History festival in jeopardy

Marie Havenga • Jul 21, 2015 at 12:19 PM

The founder of the Feast of the Strawberry Moon and a former museum director both say the event is a moneymaker and has been well-attended.

The current museum director says it's losing money, attendance is slouching and it's time to re-evaluate continuing the event, which has taken place on Grand Haven's Harbor Island every June since 2001.

The Tri-Cities Historical Museum Board will meet at 7:15 p.m. Monday at the museum to discuss the fate of the fur trading-era event that is being pelted with uncertainty. Visitors should enter through the back entrance of the museum, which is located at the southeast corner of Washington Avenue and Second Street in downtown Grand Haven.

Museum Director Kenneth Pott said because the Feast has been going on for a dozen years, perhaps it is time to focus resources elsewhere.

Some fans of the fur trading period event started a Facebook page on Monday called “Friends of the Feast of the Strawberry Moon.” The page encourages people to attend Monday's meeting and voice their support of the festival.

Within 48 hours, the page had more than 200 fans. Several posters blamed Pott for attempting to shoot down the event.

Pott said the festival's fate is not his decision — it is the museum board's choice. He said there is far too much information to provide easily, but that the outcome will be based on data, statistics and the needs of the organization.

“We were involved and engaged in planning and preparing when some things changed along the way,” Pott said. “We are having to reassess. There really is too much information. Considerations are varied and they're diverse.”

Pott said there are financial and sustainability issues, as well as the organization looking at the big picture of what it can offer.

“There's the subject of declining attendance (and) we have limited resources," Pott said. "In anything like this, we have to consider all of those components.”

Pott said the museum budgeted $25,000 to host the 2013 event, up from $18,000 last year.

The museum director estimates the event loses between $1,000 and $5,000 each year.

“The event has never been a moneymaker,” Pott said. “It has always lost money. I don't consider that best policy. That has been going on for 12 years. Record keeping was perhaps not what it should be.

"The same is true with attendance figures," he added. "We're really getting a better understanding.”

Pott said if the Feast is disbanded, other themes and events could replace it. He mentioned the “rich history of agriculture” as a possible venture.

“It's a subject that engages everyone,” Pott said of agriculture. “It has a rich present and a rich future. Something like the Feast of the Strawberry Moon, with all due respect, is very focused in subject and it's been for 12 years. Do you continue to do it over and over again, or do you diversify in a way that is more inclusive of a much larger subject and a much larger audience?”

Pott promised the final decision would be well thought-out.

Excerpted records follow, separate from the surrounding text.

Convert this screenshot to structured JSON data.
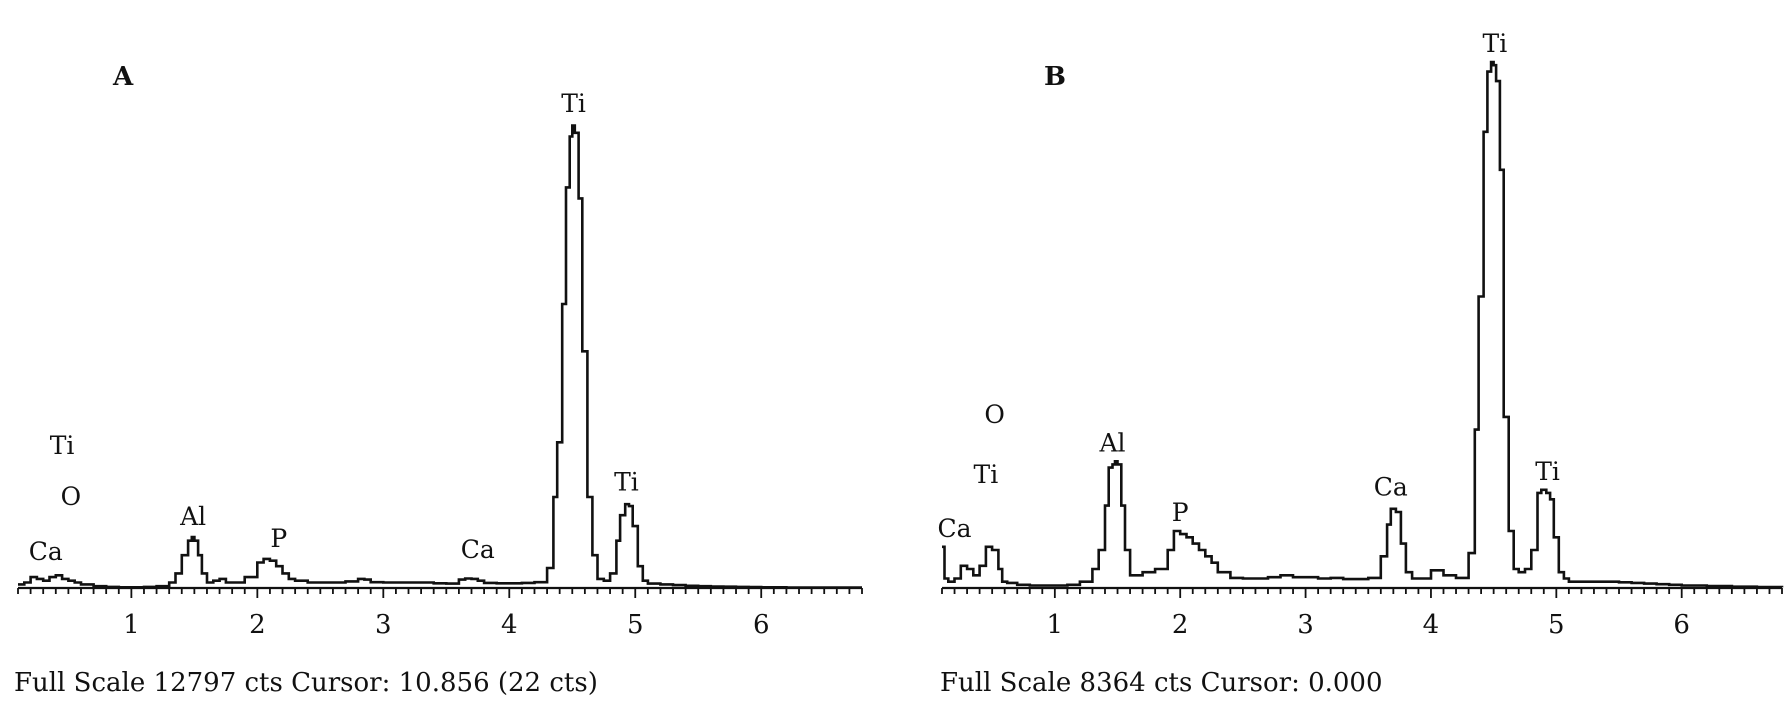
{
  "chart_data": [
    {
      "type": "line",
      "panel_label": "A",
      "footer": "Full Scale 12797 cts Cursor: 10.856 (22 cts)",
      "xlim": [
        0.1,
        6.8
      ],
      "ylim": [
        0,
        12797
      ],
      "xticks": [
        "1",
        "2",
        "3",
        "4",
        "5",
        "6"
      ],
      "grid": false,
      "legend": "none",
      "series": [
        {
          "x": [
            0.1,
            0.15,
            0.2,
            0.25,
            0.3,
            0.35,
            0.4,
            0.45,
            0.5,
            0.55,
            0.6,
            0.7,
            0.8,
            0.9,
            1.0,
            1.1,
            1.2,
            1.3,
            1.35,
            1.4,
            1.45,
            1.48,
            1.5,
            1.53,
            1.56,
            1.6,
            1.65,
            1.7,
            1.75,
            1.8,
            1.9,
            2.0,
            2.05,
            2.1,
            2.15,
            2.2,
            2.25,
            2.3,
            2.4,
            2.5,
            2.6,
            2.7,
            2.8,
            2.85,
            2.9,
            3.0,
            3.1,
            3.2,
            3.3,
            3.4,
            3.5,
            3.6,
            3.65,
            3.7,
            3.75,
            3.8,
            3.9,
            4.0,
            4.1,
            4.2,
            4.3,
            4.35,
            4.38,
            4.42,
            4.45,
            4.48,
            4.5,
            4.52,
            4.55,
            4.58,
            4.62,
            4.66,
            4.7,
            4.75,
            4.8,
            4.85,
            4.88,
            4.92,
            4.95,
            4.98,
            5.02,
            5.06,
            5.1,
            5.2,
            5.3,
            5.4,
            5.5,
            5.6,
            5.7,
            5.8,
            5.9,
            6.0,
            6.2,
            6.4,
            6.6,
            6.8
          ],
          "values": [
            100,
            150,
            300,
            250,
            200,
            300,
            350,
            250,
            200,
            150,
            100,
            50,
            30,
            20,
            20,
            30,
            50,
            150,
            400,
            900,
            1300,
            1400,
            1300,
            900,
            400,
            150,
            200,
            250,
            150,
            150,
            300,
            700,
            800,
            750,
            600,
            400,
            250,
            200,
            150,
            150,
            150,
            180,
            250,
            230,
            160,
            150,
            150,
            150,
            150,
            130,
            120,
            230,
            260,
            250,
            200,
            140,
            130,
            130,
            140,
            160,
            550,
            2500,
            4000,
            7800,
            11000,
            12400,
            12700,
            12500,
            10700,
            6500,
            2500,
            900,
            250,
            200,
            400,
            1300,
            2000,
            2300,
            2250,
            1700,
            600,
            200,
            120,
            100,
            80,
            60,
            50,
            40,
            35,
            30,
            25,
            20,
            15,
            15,
            10,
            10
          ]
        }
      ],
      "annotations": [
        {
          "text": "Ti",
          "x": 4.51,
          "y": 12800
        },
        {
          "text": "Ti",
          "x": 4.93,
          "y": 2400
        },
        {
          "text": "Ti",
          "x": 0.45,
          "y": 3400
        },
        {
          "text": "O",
          "x": 0.52,
          "y": 2000
        },
        {
          "text": "Ca",
          "x": 0.32,
          "y": 500
        },
        {
          "text": "Al",
          "x": 1.49,
          "y": 1450
        },
        {
          "text": "P",
          "x": 2.17,
          "y": 850
        },
        {
          "text": "Ca",
          "x": 3.75,
          "y": 550
        }
      ]
    },
    {
      "type": "line",
      "panel_label": "B",
      "footer": "Full Scale 8364 cts Cursor: 0.000",
      "xlim": [
        0.1,
        6.8
      ],
      "ylim": [
        0,
        8364
      ],
      "xticks": [
        "1",
        "2",
        "3",
        "4",
        "5",
        "6"
      ],
      "grid": false,
      "legend": "none",
      "series": [
        {
          "x": [
            0.1,
            0.12,
            0.15,
            0.2,
            0.25,
            0.3,
            0.35,
            0.4,
            0.45,
            0.5,
            0.55,
            0.58,
            0.62,
            0.7,
            0.8,
            0.9,
            1.0,
            1.1,
            1.2,
            1.3,
            1.35,
            1.4,
            1.43,
            1.46,
            1.48,
            1.5,
            1.53,
            1.56,
            1.6,
            1.65,
            1.7,
            1.8,
            1.9,
            1.95,
            2.0,
            2.05,
            2.1,
            2.15,
            2.2,
            2.25,
            2.3,
            2.4,
            2.5,
            2.6,
            2.7,
            2.8,
            2.9,
            3.0,
            3.1,
            3.2,
            3.3,
            3.4,
            3.5,
            3.6,
            3.65,
            3.68,
            3.72,
            3.76,
            3.8,
            3.85,
            3.9,
            4.0,
            4.1,
            4.2,
            4.3,
            4.35,
            4.38,
            4.42,
            4.45,
            4.48,
            4.5,
            4.52,
            4.55,
            4.58,
            4.62,
            4.66,
            4.7,
            4.75,
            4.8,
            4.85,
            4.88,
            4.92,
            4.95,
            4.98,
            5.02,
            5.06,
            5.1,
            5.2,
            5.3,
            5.4,
            5.5,
            5.6,
            5.7,
            5.8,
            5.9,
            6.0,
            6.2,
            6.4,
            6.6,
            6.8
          ],
          "values": [
            650,
            150,
            100,
            150,
            350,
            300,
            200,
            350,
            650,
            600,
            300,
            100,
            80,
            50,
            40,
            40,
            40,
            50,
            100,
            300,
            600,
            1300,
            1900,
            1950,
            2000,
            1950,
            1300,
            600,
            200,
            200,
            250,
            300,
            600,
            900,
            850,
            800,
            700,
            600,
            500,
            400,
            250,
            160,
            150,
            150,
            170,
            200,
            170,
            170,
            150,
            160,
            140,
            140,
            160,
            500,
            1000,
            1250,
            1200,
            700,
            250,
            150,
            150,
            280,
            200,
            160,
            550,
            2500,
            4600,
            7200,
            8150,
            8300,
            8250,
            8000,
            6600,
            2700,
            900,
            300,
            250,
            300,
            600,
            1500,
            1550,
            1500,
            1400,
            800,
            250,
            150,
            100,
            100,
            100,
            100,
            90,
            80,
            70,
            60,
            50,
            40,
            30,
            20,
            15,
            10
          ]
        }
      ],
      "annotations": [
        {
          "text": "Ti",
          "x": 4.51,
          "y": 8300
        },
        {
          "text": "Ti",
          "x": 4.93,
          "y": 1550
        },
        {
          "text": "Ti",
          "x": 0.45,
          "y": 1500
        },
        {
          "text": "O",
          "x": 0.52,
          "y": 2450
        },
        {
          "text": "Ca",
          "x": 0.2,
          "y": 650
        },
        {
          "text": "Al",
          "x": 1.46,
          "y": 2000
        },
        {
          "text": "P",
          "x": 2.0,
          "y": 900
        },
        {
          "text": "Ca",
          "x": 3.68,
          "y": 1300
        }
      ]
    }
  ]
}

“The consideration is not being taken lightly,” he said. “It is not unusual for an institution to address or readdress a program of this kind. Frankly, we'd be irresponsible if we didn't.”

“It was always a moneymaker,” former museum director Dennis Swartout disputed.

Swartout said the event had a reserve fund of $10,000 to $15,000 when he retired in 2011.

“We always made several thousand dollars on the event," he said. "This is an event that really represents a significant and important part of our local history. It's a part of history that nobody is going to tell if it's allowed to pass away. I think it would be a great loss to the community.”

Robinson Township resident Ernie Marvin, who founded the Feast 12 years ago, said he received a phone call from Pott on Monday.

“He just told me it was canceled and that was the end of the conversation," Marvin said. "The next morning, he called me and said it wasn't canceled, that that was premature. It hadn't gone before the board yet.”

Marvin said it takes months to prepare for the event, and the clock is ticking.